In honor of that rich history, the Bay Area Blues Society and city dignitaries on Friday unveiled a Walk of Fame that commemorates the blues, gospel and jazz artists who graced long shuttered clubs such as Esther’s Orbit Room and Slim Jenkins Supper Club.
“The Music They Played on 7th Street Oakland” Walk of Fame lines the Seventh Street sidewalk in front of the West Oakland BART station and features 88 plaques of honorees, including Aretha Franklin, Ike and Tina Turner, the Pointer Sisters, B.B. King, John Lee Hooker and Ray Charles. Funding has already been secured for another 120 plaques that will be installed at Seventh and Wood streets, the site of the former Slim Jenkins Supper Club.
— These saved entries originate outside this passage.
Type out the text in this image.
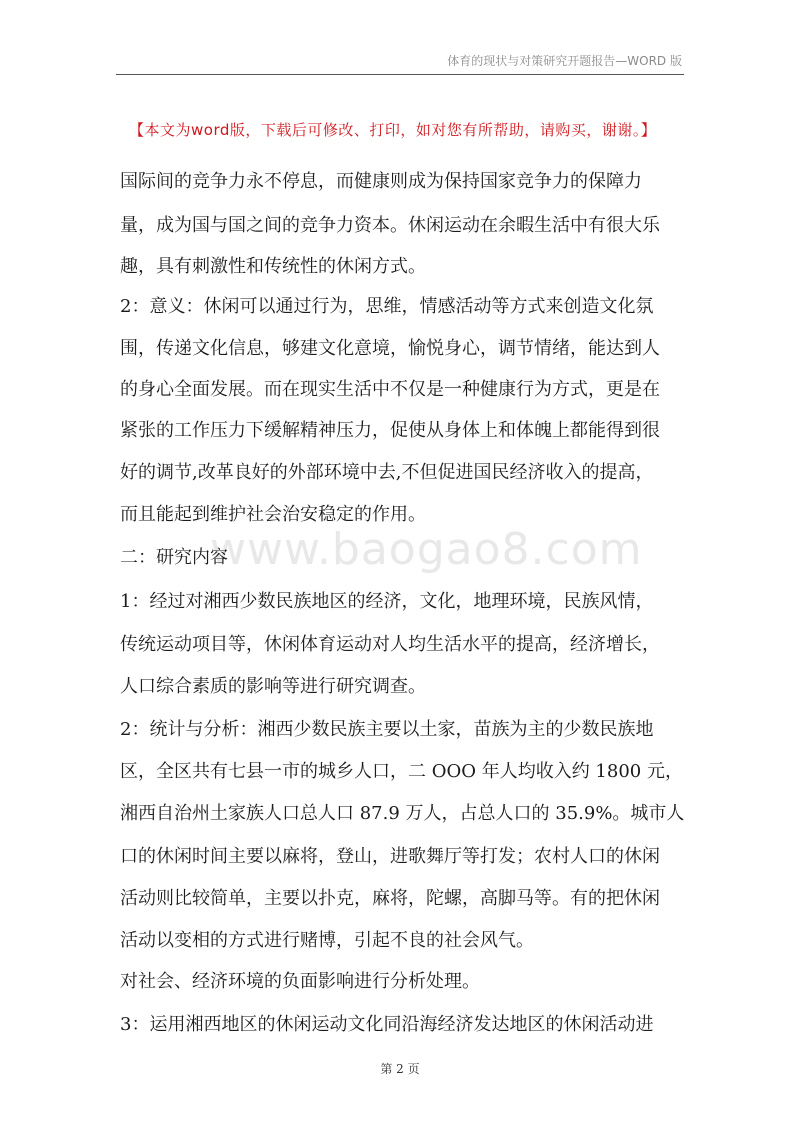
体育的现状与对策研究开题报告—WORD 版
【本文为word版，下载后可修改、打印，如对您有所帮助，请购买，谢谢。】
www.baogao8.com
国际间的竞争力永不停息，而健康则成为保持国家竞争力的保障力
量，成为国与国之间的竞争力资本。休闲运动在余暇生活中有很大乐
趣，具有刺激性和传统性的休闲方式。
2：意义：休闲可以通过行为，思维，情感活动等方式来创造文化氛
围，传递文化信息，够建文化意境，愉悦身心，调节情绪，能达到人
的身心全面发展。而在现实生活中不仅是一种健康行为方式，更是在
紧张的工作压力下缓解精神压力，促使从身体上和体魄上都能得到很
好的调节,改革良好的外部环境中去,不但促进国民经济收入的提高，
而且能起到维护社会治安稳定的作用。
二：研究内容
1：经过对湘西少数民族地区的经济，文化，地理环境，民族风情，
传统运动项目等，休闲体育运动对人均生活水平的提高，经济增长，
人口综合素质的影响等进行研究调查。
2：统计与分析：湘西少数民族主要以土家，苗族为主的少数民族地
区，全区共有七县一市的城乡人口，二 OOO 年人均收入约 1800 元，
湘西自治州土家族人口总人口 87.9 万人，占总人口的 35.9%。城市人
口的休闲时间主要以麻将，登山，进歌舞厅等打发；农村人口的休闲
活动则比较简单，主要以扑克，麻将，陀螺，高脚马等。有的把休闲
活动以变相的方式进行赌博，引起不良的社会风气。
对社会、经济环境的负面影响进行分析处理。
3：运用湘西地区的休闲运动文化同沿海经济发达地区的休闲活动进
第 2 页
“West Oakland was the gateway for so many people who came from the South seeking a better opportunity,” West Oakland City Councilwoman Lynette Gibson McElhaney said at the unveiling Friday.
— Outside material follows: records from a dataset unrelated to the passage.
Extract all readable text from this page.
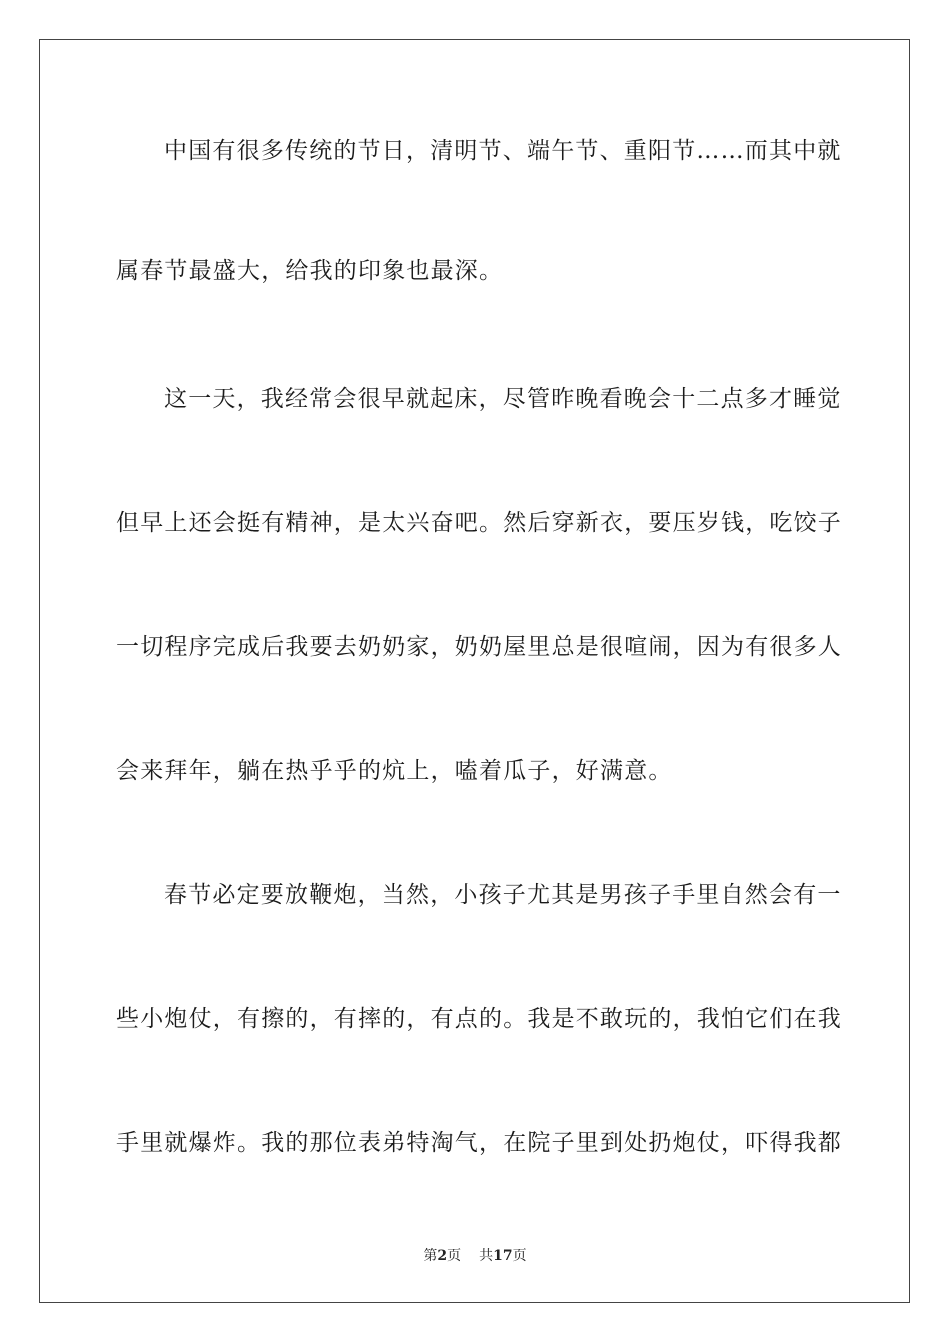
中国有很多传统的节日，清明节、端午节、重阳节……而其中就
属春节最盛大，给我的印象也最深。
这一天，我经常会很早就起床，尽管昨晚看晚会十二点多才睡觉
但早上还会挺有精神，是太兴奋吧。然后穿新衣，要压岁钱，吃饺子
一切程序完成后我要去奶奶家，奶奶屋里总是很喧闹，因为有很多人
会来拜年，躺在热乎乎的炕上，嗑着瓜子，好满意。
春节必定要放鞭炮，当然，小孩子尤其是男孩子手里自然会有一
些小炮仗，有擦的，有摔的，有点的。我是不敢玩的，我怕它们在我
手里就爆炸。我的那位表弟特淘气，在院子里到处扔炮仗，吓得我都
第2页 共17页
“Seventh Street used to be a thriving business district, a commercial district, a place where African-Americans had so much pride,” she said. “So when things started shifting, Esther’s was the last little piece of something for so long.”
Esther Brown died in 2010 at age 90 and is one of 25-30 honorees who died over the 25 years it took to get the Walk of Fame to fruition, said Bay Area Blues Society Executive Director Ronnie Stewart, who spearheaded the project.
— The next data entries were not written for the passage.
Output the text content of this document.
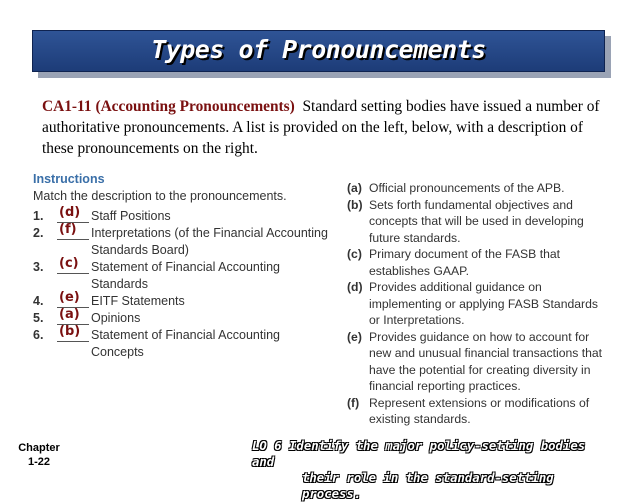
Types of Pronouncements
CA1-11 (Accounting Pronouncements) Standard setting bodies have issued a number of authoritative pronouncements. A list is provided on the left, below, with a description of these pronouncements on the right.
Instructions
Match the description to the pronouncements.
1.	(d) Staff Positions
2.	(f) Interpretations (of the Financial Accounting Standards Board)
3.	(c) Statement of Financial Accounting Standards
4.	(e) EITF Statements
5.	(a) Opinions
6.	(b) Statement of Financial Accounting Concepts
(a) Official pronouncements of the APB.
(b) Sets forth fundamental objectives and concepts that will be used in developing future standards.
(c) Primary document of the FASB that establishes GAAP.
(d) Provides additional guidance on implementing or applying FASB Standards or Interpretations.
(e) Provides guidance on how to account for new and unusual financial transactions that have the potential for creating diversity in financial reporting practices.
(f) Represent extensions or modifications of existing standards.
Chapter
1-22
LO 6 Identify the major policy-setting bodies and
their role in the standard-setting process.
“She was a major, major reason we created this project. She played a key role in the development of Seventh Street,” Stewart said. “I think it kept her living the last two to three years of her life.”
Stewart, who had prostate cancer last year, said, “Sometimes I never thought I’d be standing there to look at it in the ground. It’s unbelievable, absolutely, unequivocally unbelievable.”
The Bay Area Blues Society is now writing grant applications and trying to generate support for a West Coast Blues Hall of Fame center that would feature performance space, room for classes, a library and a recording studio.
“Hopefully, these plaques will encourage people to get behind the project,” said Charles Blatcher III, director of the National Minority Military Museum Foundation.
“West Oakland was the home of the blues,” Blatcher said. “This was the Harlem of the West Coast. There is so much to be preserved, there is so much to be proud of.
“And there is so much more that we could do to raise the level of visibility for the city of Oakland in the national community by celebrating our past, celebrating our present, celebrating our diversity, celebrating our past, celebrating our present, celebrating our diversity, celebrating our honors,” Blatcher said.